I think any development methodology had good intentions at the start. With Agile, diversity would have helped, but I think considering the main idea behind Agile rather than what the written documentation on it says would help more. Written documents are extremely susceptible to being spun differently depending on who is reading them, or how out of context particular principles are taken when explained to others. But the idea itself of "Release. Get feedback. Improve. Repeat." Is not something that is inherently biased toward 17 white dudes. Anybody can understand that concept. Where we get into trouble, and where diversity comes into play, is when we take the written guidelines of how to accomplish that goal, which were written by white males who couldn't possibly have any first hand experience being anything other than white males and try to apply them as a "one size fits all" solution. Is it the fault of those white guys that others are getting so caught up in the wording that they miss the point? Is it their fault that they couldn't have any personal experience of what it takes for a black man, Muslim woman, or a gay woman of Hispanic descent to succeed in that kind of environment? I can't really say. But to me, it seems like the idea is good. The thought process behind that development method is also good. But implementing it based on what these guys say rather than the team you work with is fundamentally flawed and, dare I say it, a really lazy and stupid way of forcing your team to conform to rules rather than allowing that ideology to guide your team they way they personally need to be guided by it.
Yep you are so right. I think your point about guidelines feels spot on. It is keeping in mind that that is what they are.

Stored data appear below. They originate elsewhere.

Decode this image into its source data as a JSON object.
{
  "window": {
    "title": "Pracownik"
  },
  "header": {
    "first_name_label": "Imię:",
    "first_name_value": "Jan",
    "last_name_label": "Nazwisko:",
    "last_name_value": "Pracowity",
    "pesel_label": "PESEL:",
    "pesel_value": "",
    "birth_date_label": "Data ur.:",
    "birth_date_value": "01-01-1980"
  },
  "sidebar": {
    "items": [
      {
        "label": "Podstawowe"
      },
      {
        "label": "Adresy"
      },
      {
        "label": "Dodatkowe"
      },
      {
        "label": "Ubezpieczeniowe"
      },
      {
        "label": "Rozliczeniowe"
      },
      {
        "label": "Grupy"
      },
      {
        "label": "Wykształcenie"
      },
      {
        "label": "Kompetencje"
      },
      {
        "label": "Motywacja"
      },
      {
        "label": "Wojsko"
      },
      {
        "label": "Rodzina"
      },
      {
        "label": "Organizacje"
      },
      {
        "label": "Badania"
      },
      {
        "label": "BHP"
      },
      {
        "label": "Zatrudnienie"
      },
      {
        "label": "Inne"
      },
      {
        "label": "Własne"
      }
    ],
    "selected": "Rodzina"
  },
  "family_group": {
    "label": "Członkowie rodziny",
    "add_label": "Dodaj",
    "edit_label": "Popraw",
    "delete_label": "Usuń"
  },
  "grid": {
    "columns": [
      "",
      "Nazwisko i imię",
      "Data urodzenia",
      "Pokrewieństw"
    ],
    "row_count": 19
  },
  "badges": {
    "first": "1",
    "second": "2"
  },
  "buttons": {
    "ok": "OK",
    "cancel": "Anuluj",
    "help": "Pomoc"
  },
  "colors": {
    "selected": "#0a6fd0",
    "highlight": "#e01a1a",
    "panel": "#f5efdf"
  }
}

On a personal level I hope the team I'm in are never put in that position. I think it helps that there is a mix in the organisation of people who have worked like that for a lot of their careers and people coming to it fresh from different backgrounds.
Im speaking as someone quite early on that journey so dont have strong views on right or wrong just a feeling it works better as a conversation.
The team I'm in have so far had the freedom to learn and adapt how we do things to fit what we need. Both our scrum master and product owner are great at setting the tone of "this is where we need to get to in terms of what the other teams want or need in the way of common process - how do we do that in a way that works for us?"